All the great religions have shown time and again that they're capable of tolerance and civility when their adherents don't feel threatened or disrespected.

Bullshit. All the great religions have shown time and again that when they have unquestioned power, they use it, and they don't use it for tolerance and civility, they use it for social control and for their own protection and well-being. Robert Wright should take a few minutes to ponder the tolerance and civility of the Irish Catholic church.

OK, point granted: compassion is still a goal and an ideal, not an institutional value to be found and consistently cherished in the church-centered mainstream. I agree. But Karen's still right to urge the pursuit of that goal. No reason why atheists shouldn't be happy to endorse it too.

Give Ms. Armstrong partial credit, and please sign her charter. It's not disloyal, Randians, to live for the sake of one another as well as for ourselves.

Monday, December 7, 2009

blue marble

This date is normally commemorated "in infamy," but it deserves to be celebrated for a relatively-unsung photograph that has the power to transform consciousness and expand identity. "It was on this day in 1972 that astronauts on the Apollo 17 spacecraft took a famous photograph of the Earth, a photo that came to be known as "The Blue Marble." Photographs of the Earth from space were relatively new at this time.

On Christmas Eve of 1968, the astronauts on the Apollo 8 mission, orbiting the moon, took a photo with the gray, craggy surface of the moon in the foreground and the bright blue Earth coming up behind, only half of it visible. That photo was called "Earthrise," and it really shook people up because it made the Earth look so fragile, and because the photo was taken by actual people, not just a satellite.

And on this day in 1972, the crew of Apollo 17 took another photograph, not only one of the most famous images of the Earth but one of the most widely distributed photos ever taken. It's known as "The Blue Marble" because that's how the Earth looked to the astronauts. It was the first clear photo of the Earth, because the sun was at the astronauts' back, and so the planet appears lit up and you can distinctly see blue, white, brown, even green. It became a symbol of the environmental movement of the 1970s, and it's the image that gets put on flags, T-shirts, bumper stickers, and posters.

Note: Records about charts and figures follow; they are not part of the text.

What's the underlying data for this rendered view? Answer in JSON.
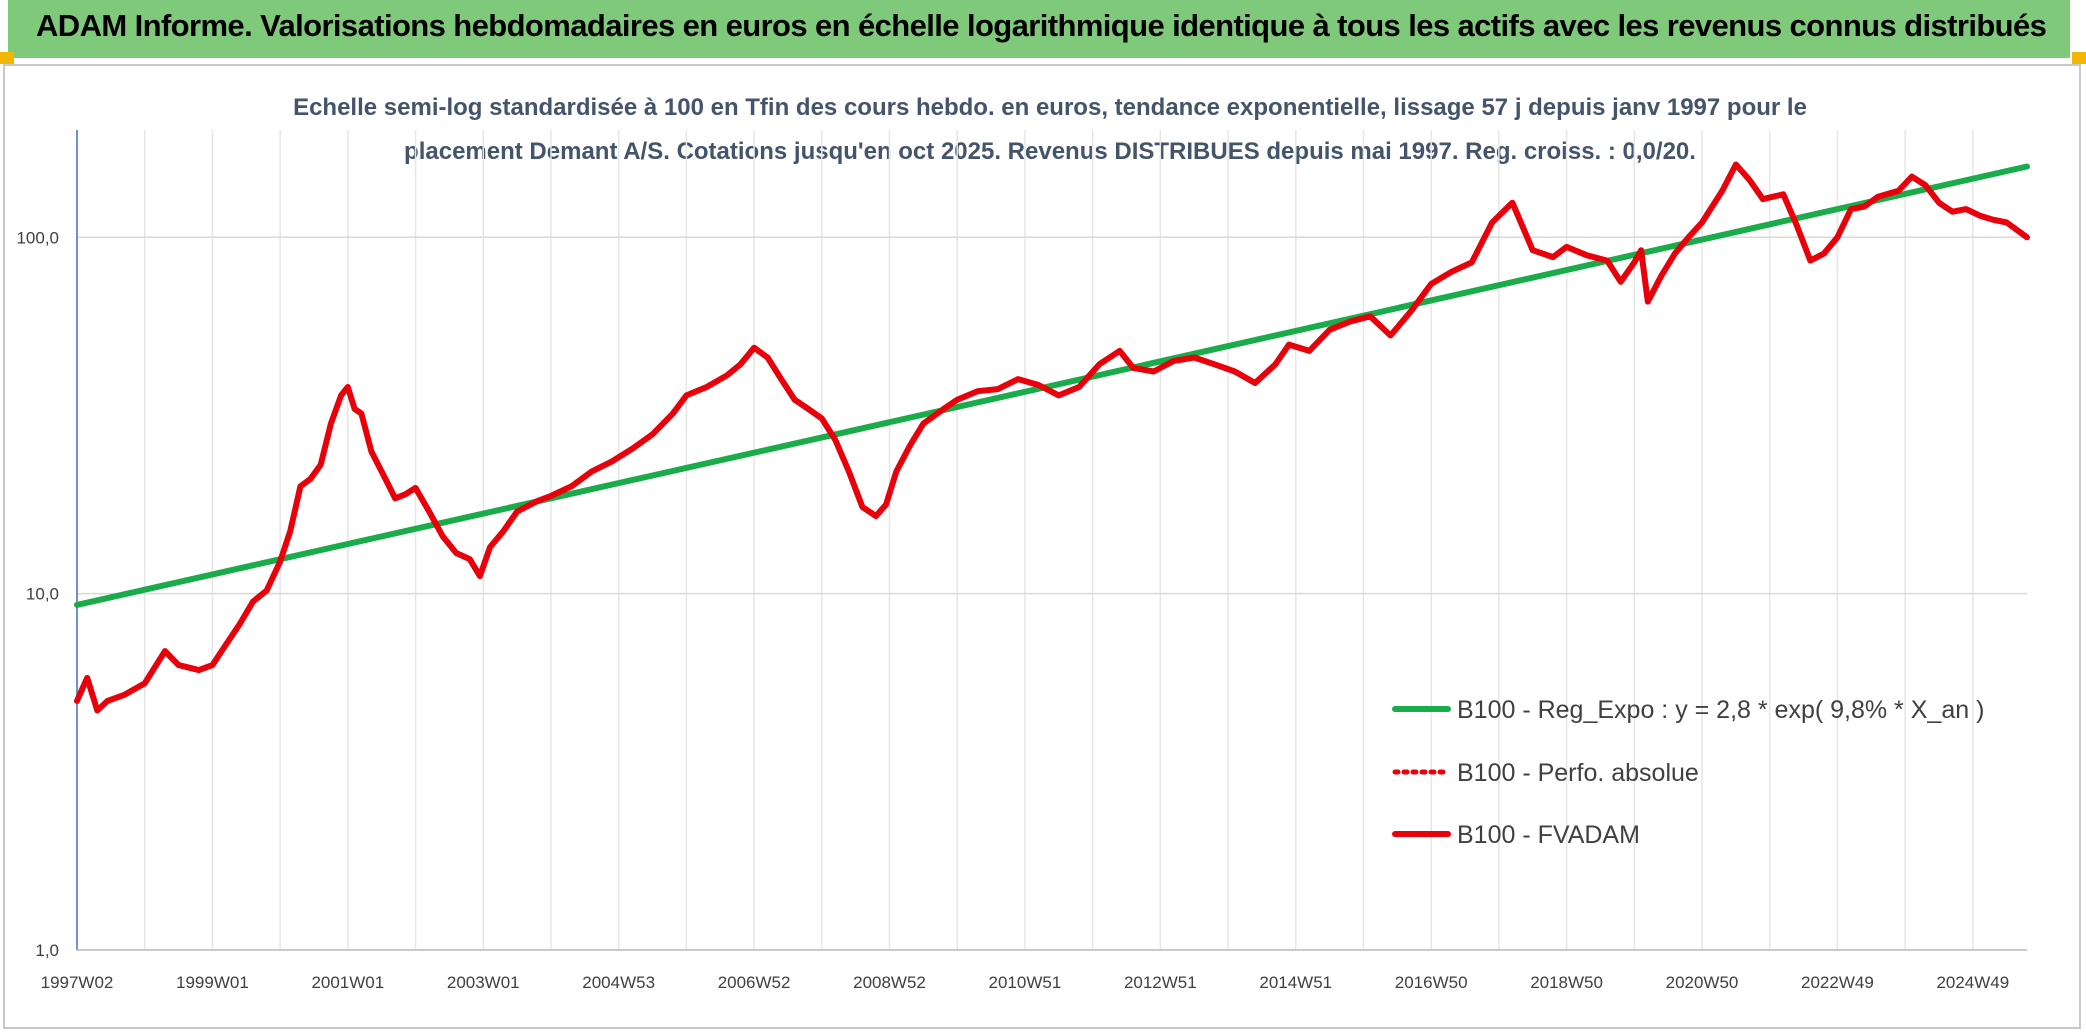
{
  "header": {
    "title": "ADAM Informe. Valorisations hebdomadaires en euros en échelle logarithmique identique à tous les actifs avec les revenus connus distribués"
  },
  "colors": {
    "header_bg": "#7fc97a",
    "corner_accent": "#f2b705",
    "series_regression": "#1aab4a",
    "series_fvadam": "#e8000b",
    "series_perfo": "#e8000b"
  },
  "chart_data": {
    "type": "line",
    "title_line1": "Echelle semi-log standardisée à 100 en Tfin des cours hebdo. en euros, tendance exponentielle, lissage 57 j depuis janv 1997 pour le",
    "title_line2": "placement Demant A/S. Cotations jusqu'en oct 2025. Revenus DISTRIBUES depuis mai 1997. Reg. croiss. : 0,0/20.",
    "y_scale": "log",
    "ylim": [
      1,
      200
    ],
    "xlim": [
      1997.0,
      2025.8
    ],
    "grid": "on",
    "legend_position": "right",
    "y_ticks": [
      {
        "value": 1,
        "label": "1,0"
      },
      {
        "value": 10,
        "label": "10,0"
      },
      {
        "value": 100,
        "label": "100,0"
      }
    ],
    "x_ticks": [
      {
        "value": 1997.0,
        "label": "1997W02"
      },
      {
        "value": 1999.0,
        "label": "1999W01"
      },
      {
        "value": 2001.0,
        "label": "2001W01"
      },
      {
        "value": 2003.0,
        "label": "2003W01"
      },
      {
        "value": 2005.0,
        "label": "2004W53"
      },
      {
        "value": 2007.0,
        "label": "2006W52"
      },
      {
        "value": 2009.0,
        "label": "2008W52"
      },
      {
        "value": 2011.0,
        "label": "2010W51"
      },
      {
        "value": 2013.0,
        "label": "2012W51"
      },
      {
        "value": 2015.0,
        "label": "2014W51"
      },
      {
        "value": 2017.0,
        "label": "2016W50"
      },
      {
        "value": 2019.0,
        "label": "2018W50"
      },
      {
        "value": 2021.0,
        "label": "2020W50"
      },
      {
        "value": 2023.0,
        "label": "2022W49"
      },
      {
        "value": 2025.0,
        "label": "2024W49"
      }
    ],
    "series": [
      {
        "name": "B100 - Reg_Expo : y = 2,8 * exp( 9,8% *  X_an )",
        "style": "solid",
        "color": "#1aab4a",
        "x": [
          1997.0,
          2025.8
        ],
        "y": [
          9.3,
          158
        ]
      },
      {
        "name": "B100 - Perfo. absolue",
        "style": "dotted",
        "color": "#e8000b",
        "x": [],
        "y": []
      },
      {
        "name": "B100 - FVADAM",
        "style": "solid",
        "color": "#e8000b",
        "x": [
          1997.0,
          1997.15,
          1997.3,
          1997.45,
          1997.7,
          1998.0,
          1998.3,
          1998.5,
          1998.8,
          1999.0,
          1999.2,
          1999.4,
          1999.6,
          1999.8,
          2000.0,
          2000.15,
          2000.3,
          2000.45,
          2000.6,
          2000.75,
          2000.9,
          2001.0,
          2001.1,
          2001.2,
          2001.35,
          2001.5,
          2001.7,
          2001.85,
          2002.0,
          2002.2,
          2002.4,
          2002.6,
          2002.8,
          2002.95,
          2003.1,
          2003.3,
          2003.5,
          2003.8,
          2004.0,
          2004.3,
          2004.6,
          2004.9,
          2005.2,
          2005.5,
          2005.8,
          2006.0,
          2006.3,
          2006.6,
          2006.8,
          2007.0,
          2007.2,
          2007.4,
          2007.6,
          2007.8,
          2008.0,
          2008.2,
          2008.4,
          2008.6,
          2008.8,
          2008.95,
          2009.1,
          2009.3,
          2009.5,
          2009.8,
          2010.0,
          2010.3,
          2010.6,
          2010.9,
          2011.2,
          2011.5,
          2011.8,
          2012.1,
          2012.4,
          2012.6,
          2012.9,
          2013.2,
          2013.5,
          2013.8,
          2014.1,
          2014.4,
          2014.7,
          2014.9,
          2015.2,
          2015.5,
          2015.8,
          2016.1,
          2016.4,
          2016.7,
          2017.0,
          2017.3,
          2017.6,
          2017.9,
          2018.2,
          2018.5,
          2018.8,
          2019.0,
          2019.3,
          2019.6,
          2019.8,
          2020.0,
          2020.1,
          2020.2,
          2020.4,
          2020.6,
          2020.8,
          2021.0,
          2021.3,
          2021.5,
          2021.7,
          2021.9,
          2022.2,
          2022.4,
          2022.6,
          2022.8,
          2023.0,
          2023.2,
          2023.4,
          2023.6,
          2023.9,
          2024.1,
          2024.3,
          2024.5,
          2024.7,
          2024.9,
          2025.1,
          2025.3,
          2025.5,
          2025.8
        ],
        "y": [
          5.0,
          5.8,
          4.7,
          5.0,
          5.2,
          5.6,
          6.9,
          6.3,
          6.1,
          6.3,
          7.2,
          8.2,
          9.5,
          10.2,
          12.3,
          15.0,
          20.0,
          21.0,
          23.0,
          30.0,
          36.0,
          38.0,
          33.0,
          32.0,
          25.0,
          22.0,
          18.5,
          19.0,
          19.8,
          17.0,
          14.5,
          13.0,
          12.5,
          11.2,
          13.5,
          15.0,
          17.0,
          18.2,
          18.8,
          20.0,
          22.0,
          23.5,
          25.5,
          28.0,
          32.0,
          36.0,
          38.0,
          41.0,
          44.0,
          49.0,
          46.0,
          40.0,
          35.0,
          33.0,
          31.0,
          27.0,
          22.0,
          17.5,
          16.5,
          17.8,
          22.0,
          26.0,
          30.0,
          33.0,
          35.0,
          37.0,
          37.5,
          40.0,
          38.5,
          36.0,
          38.0,
          44.0,
          48.0,
          43.0,
          42.0,
          45.0,
          46.0,
          44.0,
          42.0,
          39.0,
          44.0,
          50.0,
          48.0,
          55.0,
          58.0,
          60.0,
          53.0,
          62.0,
          74.0,
          80.0,
          85.0,
          110.0,
          125.0,
          92.0,
          88.0,
          94.0,
          89.0,
          86.0,
          75.0,
          85.0,
          92.0,
          66.0,
          78.0,
          90.0,
          100.0,
          110.0,
          135.0,
          160.0,
          145.0,
          128.0,
          132.0,
          108.0,
          86.0,
          90.0,
          100.0,
          120.0,
          122.0,
          130.0,
          135.0,
          148.0,
          140.0,
          125.0,
          118.0,
          120.0,
          115.0,
          112.0,
          110.0,
          100.0
        ]
      }
    ]
  }
}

The crew of Apollo 17 was about 28,000 miles away from Earth when they took the Blue Marble photo. It was the last time that astronauts, not robots, were on a lunar mission — since then, no people have gotten far enough away from the Earth to take a photo like it." Writer's Almanac

POSTSCRIPT. Spaceship Earth was a nice hook for several class discussions today, including Alex's report on the brutalizing impact of war on "nice" people. Carl Sagan observed years ago that the view from out there reinforces a simple but transformative truth: we are one species... "we are all connected." The humiliation, torture, and murder of prisoners and civilians based on the premise of their sub-humanity would make no sense at all to an extraterrestrial observer, and it should be intolerable to all of us. It should also disincline us to consider any philosophy of egoism whose rallying cry is to never live for the sake of another (the topic of Seth's report on Ayn Rand's "objectivism.") And we already have so little regard for our fellow humans, the thought of how we'd react to visiting extraterrestrials is frightening. Winston's report on that very question was provocative, in my case of a long-forgotten "Twilight Zone" nightmare that I have to believe is pure sci-fi. The aliens are bound to be more "civilized" than this, if they ever decide to visit our place. (More to the point: Would we be, were we ever to drop in on them?)


Wednesday, October 28, 2009

altruism

No such thing as a selfless good deed, just because it makes you feel good? Nonsense! Friends should not let friends philosophize egoistically... or Objectivistically, like Ayn Rand.